A good working definition of a blog is simply a journal or newsletter that is frequently updated and intended for the timely reading. It often provides opportunities for unfiltered and immediate feedback, sports an informal or even partisan attitude, and is written in a more personal style than traditional press outlets.
Blogs come in all shapes and subjects, from the maunderings of troubled teen souls to displays of classical photography to breaking news and commentary. They can be online journals, locked with a password shared by a few trusted friends, or they can be page after page of source code, sharing useful and free computer programs with the world Forbes.
A blog may be an online journal tangential to a company’s main business, where users of a company’s products give feedback and ask for help. Blogs can be hosted by single individuals, shared by teams, or produced by entire companies. They may be hosted on a dedicated blog server using fancy templates or lovingly hand-crafted in HTML on a page that resembles a bulletin board.

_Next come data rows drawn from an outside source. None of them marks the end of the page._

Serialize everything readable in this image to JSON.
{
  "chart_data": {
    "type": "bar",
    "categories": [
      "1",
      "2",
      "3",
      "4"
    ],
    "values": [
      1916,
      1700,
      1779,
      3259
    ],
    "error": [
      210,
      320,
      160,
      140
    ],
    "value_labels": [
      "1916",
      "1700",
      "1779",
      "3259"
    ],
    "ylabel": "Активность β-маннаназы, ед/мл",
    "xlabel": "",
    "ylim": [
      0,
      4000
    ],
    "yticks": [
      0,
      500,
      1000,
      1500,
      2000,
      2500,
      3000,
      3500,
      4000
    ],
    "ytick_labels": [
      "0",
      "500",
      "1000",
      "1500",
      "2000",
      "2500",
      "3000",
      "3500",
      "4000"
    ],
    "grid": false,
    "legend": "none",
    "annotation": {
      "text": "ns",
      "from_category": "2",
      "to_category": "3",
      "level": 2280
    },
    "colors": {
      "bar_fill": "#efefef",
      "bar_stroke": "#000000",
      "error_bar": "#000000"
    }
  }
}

But a blog is not simply a syndicated column or a newspaper that is online. Many news outlets feature their content online and even allow readers to respond to stories. However, the newspaper’s business does not change just because it has a new medium. Editors and writers still do the same jobs they did before the advent of online distribution; the newspaper does not view itself as any different from what it always was.

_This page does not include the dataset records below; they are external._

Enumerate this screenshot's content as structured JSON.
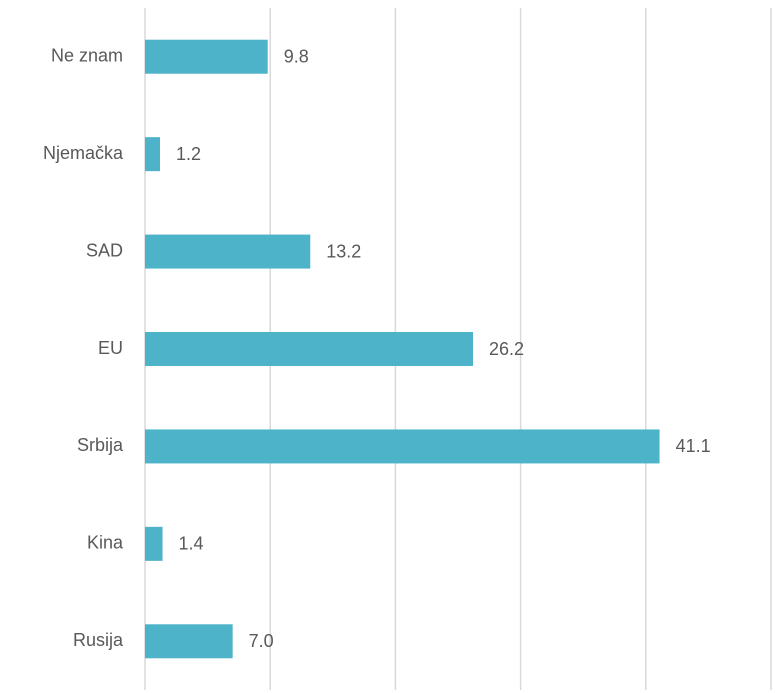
{
  "chart_data": {
    "type": "barh",
    "categories": [
      "Ne znam",
      "Njemačka",
      "SAD",
      "EU",
      "Srbija",
      "Kina",
      "Rusija"
    ],
    "values": [
      9.8,
      1.2,
      13.2,
      26.2,
      41.1,
      1.4,
      7.0
    ],
    "value_labels": [
      "9.8",
      "1.2",
      "13.2",
      "26.2",
      "41.1",
      "1.4",
      "7.0"
    ],
    "color": "#4db3c8",
    "xlim": [
      0,
      50
    ],
    "xticks": [
      0,
      10,
      20,
      30,
      40,
      50
    ],
    "grid": true
  }
}
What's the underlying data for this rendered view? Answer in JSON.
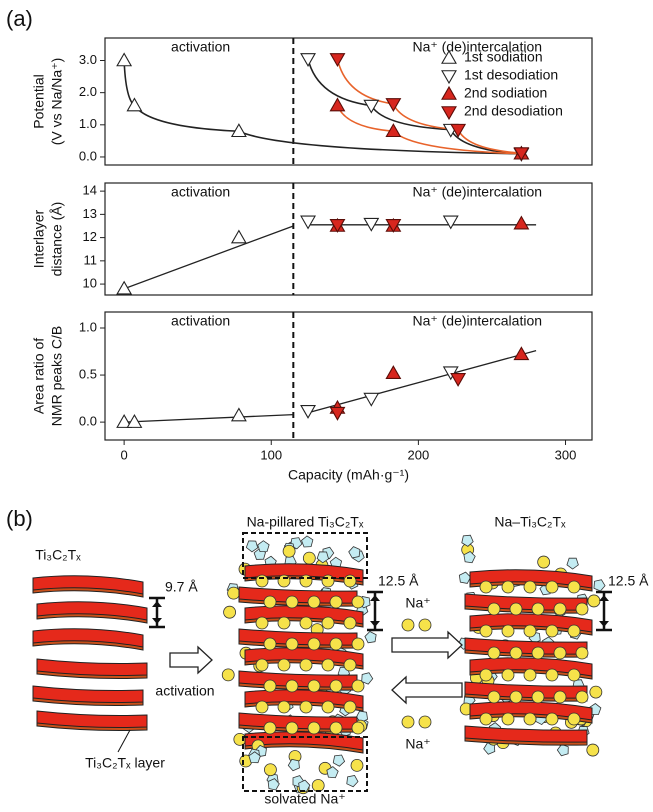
{
  "panel_labels": [
    "(a)",
    "(b)"
  ],
  "chart_data": [
    {
      "type": "line",
      "ylabel": [
        "Potential",
        "(V vs Na/Na⁺)"
      ],
      "annotations": [
        "activation",
        "Na⁺ (de)intercalation"
      ],
      "divider": 115,
      "xlim": [
        -13,
        318
      ],
      "ylim": [
        -0.25,
        3.7
      ],
      "yticks": [
        {
          "value": 0,
          "label": "0.0"
        },
        {
          "value": 1,
          "label": "1.0"
        },
        {
          "value": 2,
          "label": "2.0"
        },
        {
          "value": 3,
          "label": "3.0"
        }
      ],
      "legend": "upper right",
      "series": [
        {
          "name": "1st sodiation",
          "marker": "up",
          "color": "#ffffff",
          "line_color": "#222222",
          "x": [
            0,
            7,
            78,
            270
          ],
          "values": [
            3.0,
            1.6,
            0.8,
            0.1
          ]
        },
        {
          "name": "1st desodiation",
          "marker": "down",
          "color": "#ffffff",
          "line_color": "#222222",
          "x": [
            125,
            168,
            222,
            270
          ],
          "values": [
            3.05,
            1.6,
            0.85,
            0.1
          ]
        },
        {
          "name": "2nd sodiation",
          "marker": "up",
          "color": "#d7261e",
          "line_color": "#e8632b",
          "x": [
            145,
            183,
            270
          ],
          "values": [
            1.6,
            0.8,
            0.1
          ]
        },
        {
          "name": "2nd desodiation",
          "marker": "down",
          "color": "#d7261e",
          "line_color": "#e8632b",
          "x": [
            145,
            183,
            227,
            270
          ],
          "values": [
            3.05,
            1.65,
            0.85,
            0.12
          ]
        }
      ]
    },
    {
      "type": "scatter",
      "ylabel": [
        "Interlayer",
        "distance (Å)"
      ],
      "annotations": [
        "activation",
        "Na⁺ (de)intercalation"
      ],
      "divider": 115,
      "xlim": [
        -13,
        318
      ],
      "ylim": [
        9.53,
        14.35
      ],
      "yticks": [
        10,
        11,
        12,
        13,
        14
      ],
      "series": [
        {
          "marker": "up",
          "color": "#ffffff",
          "x": [
            0,
            78
          ],
          "values": [
            9.8,
            12.0
          ]
        },
        {
          "marker": "down",
          "color": "#ffffff",
          "x": [
            125,
            168,
            222
          ],
          "values": [
            12.7,
            12.6,
            12.7
          ]
        },
        {
          "marker": "up",
          "color": "#d7261e",
          "x": [
            145,
            183,
            270
          ],
          "values": [
            12.5,
            12.5,
            12.6
          ]
        },
        {
          "marker": "down",
          "color": "#d7261e",
          "x": [
            145,
            183
          ],
          "values": [
            12.55,
            12.55
          ]
        }
      ],
      "fit_lines": [
        {
          "x": [
            0,
            115
          ],
          "values": [
            9.8,
            12.5
          ]
        },
        {
          "x": [
            125,
            280
          ],
          "values": [
            12.55,
            12.55
          ]
        }
      ]
    },
    {
      "type": "scatter",
      "ylabel": [
        "Area ratio of",
        "NMR peaks C/B"
      ],
      "annotations": [
        "activation",
        "Na⁺ (de)intercalation"
      ],
      "divider": 115,
      "xlabel": "Capacity (mAh·g⁻¹)",
      "xlim": [
        -13,
        318
      ],
      "xticks": [
        0,
        100,
        200,
        300
      ],
      "ylim": [
        -0.19,
        1.17
      ],
      "yticks": [
        {
          "value": 0,
          "label": "0.0"
        },
        {
          "value": 0.5,
          "label": "0.5"
        },
        {
          "value": 1,
          "label": "1.0"
        }
      ],
      "series": [
        {
          "marker": "up",
          "color": "#ffffff",
          "x": [
            0,
            7,
            78
          ],
          "values": [
            0.0,
            0.0,
            0.07
          ]
        },
        {
          "marker": "down",
          "color": "#ffffff",
          "x": [
            125,
            168,
            222
          ],
          "values": [
            0.12,
            0.25,
            0.53
          ]
        },
        {
          "marker": "up",
          "color": "#d7261e",
          "x": [
            145,
            183,
            270
          ],
          "values": [
            0.15,
            0.52,
            0.72
          ]
        },
        {
          "marker": "down",
          "color": "#d7261e",
          "x": [
            145,
            227
          ],
          "values": [
            0.1,
            0.46
          ]
        }
      ],
      "fit_lines": [
        {
          "x": [
            0,
            115
          ],
          "values": [
            0.0,
            0.08
          ]
        },
        {
          "x": [
            125,
            280
          ],
          "values": [
            0.1,
            0.76
          ]
        }
      ]
    }
  ],
  "diagram": {
    "pristine": {
      "title": "Ti₃C₂Tₓ",
      "spacing": "9.7 Å",
      "layer_label": "Ti₃C₂Tₓ layer"
    },
    "arrow_label": "activation",
    "pillared": {
      "title": "Na-pillared Ti₃C₂Tₓ",
      "spacing": "12.5 Å",
      "bottom_label": "solvated Na⁺"
    },
    "ion_in": "Na⁺",
    "ion_out": "Na⁺",
    "intercalated": {
      "title": "Na–Ti₃C₂Tₓ",
      "spacing": "12.5 Å"
    }
  }
}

And perhaps therein lies the difference: attitude. The newspaper sees itself as presenting all the news that’s fit to print, written by objective professionals, while the blogger sees himself as presenting a piece of his own world and his own expertise from his own perspective.
As blogs become more popular, more columnists are becoming bloggers and more bloggers are becoming professional in what they write. Perhaps in a few years, the distinction between the Old Media and the New will be irrelevant in the mind of writers.
The number of individual blogs has topped 20 million and readership is exploding. In fact, the trade magazine Ad Age reports that during 2005 alone, American workers will spend the equivalent of 551,000 years reading blogs, rumor sheets, and online diaries.